Read the last sentence in part B. Seems you have to assume the rodents land end-on, since you are given the lengths, not the heights. This is a bit inconsistent: to calculate the drag you had to assume they fall feet first, i.e. in their normal orientation. How, in the dark, they manage to figure out when they're about to hit the ground I'm not sure.
The other doubtful thing about the hint is that by the time the part of the animal that had been the mass centre hits ground level it would be in a fairly bad way. In practice, it would be a question of absorbing the shock over the distance by which they can extend/draw up their legs, but we have no info on this.
 
  • #8
haruspex said:
assume the rodents land end-on, since you are given the lengths, not the heights.
My impression was that one could/should "assume a cylindrical mouse/rat" for the impact.
 
  • #9
BadStudent123 said:
In class, the only center of mass we covered was between two objects, and that the center of mass never travels. Did I miss something?
A single object also has a center of mass (How could it not?).

Take a ball. Or a brick.

A ball (or brick) has mass and a center of mass. If you drop the ball (or brick), the center of mass moves with the ball (or brick). (How could it not?)
 
  • #10
Bystander said:
My impression was that one could/should "assume a cylindrical mouse/rat" for the impact.
Maybe. Is there some particular wording that suggests that to you?
 

Related to Drag, terminal velocity, and force.

What is drag?

Drag is a force that opposes the motion of an object through a fluid (such as air or water). It is caused by the fluid particles colliding with the surface of the object, creating a resistance to its movement.

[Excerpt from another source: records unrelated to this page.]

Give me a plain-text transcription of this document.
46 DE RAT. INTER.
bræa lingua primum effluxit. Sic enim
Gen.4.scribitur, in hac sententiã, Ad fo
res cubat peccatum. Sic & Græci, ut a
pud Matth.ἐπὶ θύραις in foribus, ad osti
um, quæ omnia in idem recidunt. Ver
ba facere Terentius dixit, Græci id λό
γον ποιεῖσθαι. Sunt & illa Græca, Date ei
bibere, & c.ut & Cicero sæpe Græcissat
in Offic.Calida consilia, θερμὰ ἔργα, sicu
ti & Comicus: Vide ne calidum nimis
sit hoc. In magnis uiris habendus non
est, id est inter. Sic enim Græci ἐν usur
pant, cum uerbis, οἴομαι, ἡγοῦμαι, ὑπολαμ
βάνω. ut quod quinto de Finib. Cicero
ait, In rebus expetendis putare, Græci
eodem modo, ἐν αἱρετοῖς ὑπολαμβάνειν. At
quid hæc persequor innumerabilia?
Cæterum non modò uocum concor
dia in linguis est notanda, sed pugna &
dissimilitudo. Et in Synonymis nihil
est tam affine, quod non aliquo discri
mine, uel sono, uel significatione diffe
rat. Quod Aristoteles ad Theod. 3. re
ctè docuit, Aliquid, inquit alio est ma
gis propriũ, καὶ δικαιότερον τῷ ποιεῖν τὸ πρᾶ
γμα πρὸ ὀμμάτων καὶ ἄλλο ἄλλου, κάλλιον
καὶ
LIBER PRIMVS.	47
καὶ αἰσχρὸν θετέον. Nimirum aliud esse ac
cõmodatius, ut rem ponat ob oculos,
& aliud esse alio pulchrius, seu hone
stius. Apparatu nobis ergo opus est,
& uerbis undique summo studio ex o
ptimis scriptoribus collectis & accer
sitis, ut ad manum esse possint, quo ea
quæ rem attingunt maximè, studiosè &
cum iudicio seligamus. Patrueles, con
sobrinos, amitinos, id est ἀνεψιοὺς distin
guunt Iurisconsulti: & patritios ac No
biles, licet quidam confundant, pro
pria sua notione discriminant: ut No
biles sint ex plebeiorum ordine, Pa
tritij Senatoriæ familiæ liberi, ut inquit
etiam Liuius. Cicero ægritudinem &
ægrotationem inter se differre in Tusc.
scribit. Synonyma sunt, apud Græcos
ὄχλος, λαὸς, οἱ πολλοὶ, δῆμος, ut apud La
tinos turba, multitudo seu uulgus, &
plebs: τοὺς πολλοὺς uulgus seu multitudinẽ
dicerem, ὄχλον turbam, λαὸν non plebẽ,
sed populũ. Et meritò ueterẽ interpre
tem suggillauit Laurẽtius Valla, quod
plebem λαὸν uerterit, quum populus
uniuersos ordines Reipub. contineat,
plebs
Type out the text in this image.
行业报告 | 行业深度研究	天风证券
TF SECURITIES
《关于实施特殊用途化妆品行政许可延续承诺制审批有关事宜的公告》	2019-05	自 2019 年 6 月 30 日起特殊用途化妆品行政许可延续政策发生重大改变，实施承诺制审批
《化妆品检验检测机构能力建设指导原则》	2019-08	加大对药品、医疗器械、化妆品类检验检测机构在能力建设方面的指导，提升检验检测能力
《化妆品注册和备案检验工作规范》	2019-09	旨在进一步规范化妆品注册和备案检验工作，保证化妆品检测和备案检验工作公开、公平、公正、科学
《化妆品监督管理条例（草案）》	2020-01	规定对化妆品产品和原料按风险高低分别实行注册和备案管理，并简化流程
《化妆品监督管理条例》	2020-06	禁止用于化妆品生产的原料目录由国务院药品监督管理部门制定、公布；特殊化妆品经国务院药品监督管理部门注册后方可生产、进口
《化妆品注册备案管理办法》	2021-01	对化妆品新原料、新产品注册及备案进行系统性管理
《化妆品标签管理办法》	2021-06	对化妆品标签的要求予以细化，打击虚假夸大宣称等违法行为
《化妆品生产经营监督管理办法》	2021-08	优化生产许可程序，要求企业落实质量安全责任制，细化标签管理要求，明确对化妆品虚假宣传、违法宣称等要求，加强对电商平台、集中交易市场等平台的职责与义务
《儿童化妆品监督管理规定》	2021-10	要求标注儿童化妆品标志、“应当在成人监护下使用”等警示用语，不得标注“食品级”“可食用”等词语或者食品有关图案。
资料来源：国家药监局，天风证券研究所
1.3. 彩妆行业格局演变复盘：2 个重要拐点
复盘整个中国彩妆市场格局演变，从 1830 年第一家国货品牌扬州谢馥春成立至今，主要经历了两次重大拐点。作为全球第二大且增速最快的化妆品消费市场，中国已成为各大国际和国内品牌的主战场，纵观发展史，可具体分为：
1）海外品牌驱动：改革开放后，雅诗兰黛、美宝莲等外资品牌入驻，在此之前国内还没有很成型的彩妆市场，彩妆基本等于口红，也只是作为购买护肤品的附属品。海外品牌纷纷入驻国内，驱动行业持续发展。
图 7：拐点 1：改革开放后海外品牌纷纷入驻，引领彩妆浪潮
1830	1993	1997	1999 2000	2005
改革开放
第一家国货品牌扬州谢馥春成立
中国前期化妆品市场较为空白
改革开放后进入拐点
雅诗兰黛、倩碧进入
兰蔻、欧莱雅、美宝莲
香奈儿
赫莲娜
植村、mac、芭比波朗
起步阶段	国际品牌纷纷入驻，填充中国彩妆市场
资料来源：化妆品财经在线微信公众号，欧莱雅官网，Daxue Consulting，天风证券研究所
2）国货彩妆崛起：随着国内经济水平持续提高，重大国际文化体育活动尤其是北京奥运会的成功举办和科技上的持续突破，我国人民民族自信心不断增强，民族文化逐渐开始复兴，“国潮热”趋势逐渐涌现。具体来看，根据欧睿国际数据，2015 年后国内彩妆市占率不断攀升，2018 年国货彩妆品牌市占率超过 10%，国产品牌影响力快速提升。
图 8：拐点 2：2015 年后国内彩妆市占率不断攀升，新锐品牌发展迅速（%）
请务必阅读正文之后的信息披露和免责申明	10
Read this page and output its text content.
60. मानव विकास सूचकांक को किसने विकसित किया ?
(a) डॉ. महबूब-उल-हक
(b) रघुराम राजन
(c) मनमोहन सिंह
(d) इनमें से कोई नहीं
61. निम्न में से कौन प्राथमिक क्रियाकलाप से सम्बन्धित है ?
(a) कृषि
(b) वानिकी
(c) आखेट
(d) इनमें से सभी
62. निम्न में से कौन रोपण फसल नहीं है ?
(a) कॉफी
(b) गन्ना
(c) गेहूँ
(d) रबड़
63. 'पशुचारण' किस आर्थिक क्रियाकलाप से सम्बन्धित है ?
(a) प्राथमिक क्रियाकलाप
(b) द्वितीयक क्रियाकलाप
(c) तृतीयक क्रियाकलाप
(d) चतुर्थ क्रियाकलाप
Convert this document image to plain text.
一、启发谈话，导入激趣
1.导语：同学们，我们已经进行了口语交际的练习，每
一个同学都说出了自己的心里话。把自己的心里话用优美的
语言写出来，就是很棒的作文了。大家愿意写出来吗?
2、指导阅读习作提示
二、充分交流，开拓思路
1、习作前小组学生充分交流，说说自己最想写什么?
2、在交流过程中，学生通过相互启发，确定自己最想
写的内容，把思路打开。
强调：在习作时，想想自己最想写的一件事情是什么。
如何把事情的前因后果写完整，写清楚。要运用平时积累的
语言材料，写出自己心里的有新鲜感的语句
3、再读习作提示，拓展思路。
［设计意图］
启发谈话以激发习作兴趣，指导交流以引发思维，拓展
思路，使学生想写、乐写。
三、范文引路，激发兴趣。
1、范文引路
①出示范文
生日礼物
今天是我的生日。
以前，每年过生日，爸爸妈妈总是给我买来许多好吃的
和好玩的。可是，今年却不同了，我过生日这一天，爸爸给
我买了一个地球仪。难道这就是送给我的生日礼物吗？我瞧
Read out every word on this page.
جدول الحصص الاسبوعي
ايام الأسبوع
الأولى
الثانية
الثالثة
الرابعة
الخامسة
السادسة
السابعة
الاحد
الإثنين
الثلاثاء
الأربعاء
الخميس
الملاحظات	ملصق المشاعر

What is terminal velocity?

Terminal velocity is the maximum velocity that an object can reach when falling through a fluid. It occurs when the drag force is equal to the force of gravity, resulting in a constant velocity.

What factors affect drag?

The factors that affect drag include the shape and size of the object, the density and viscosity of the fluid, and the speed of the object through the fluid. Objects with larger surface areas, higher speeds, and denser fluids tend to experience higher levels of drag.

How does drag affect an object's motion?

Drag can either slow down or speed up an object's motion, depending on the direction of the force. If drag is in the same direction as the object's motion, it will cause it to slow down. If drag is in the opposite direction, it can aid in speeding up the object.

How is drag calculated?

The drag force on an object can be calculated using the drag equation, which takes into account the object's shape, size, speed, and the properties of the fluid it is moving through. The equation is Fd = 1/2 * ρ * v^2 * Cd * A, where ρ is the fluid density, v is the velocity, Cd is the drag coefficient, and A is the object's cross-sectional area.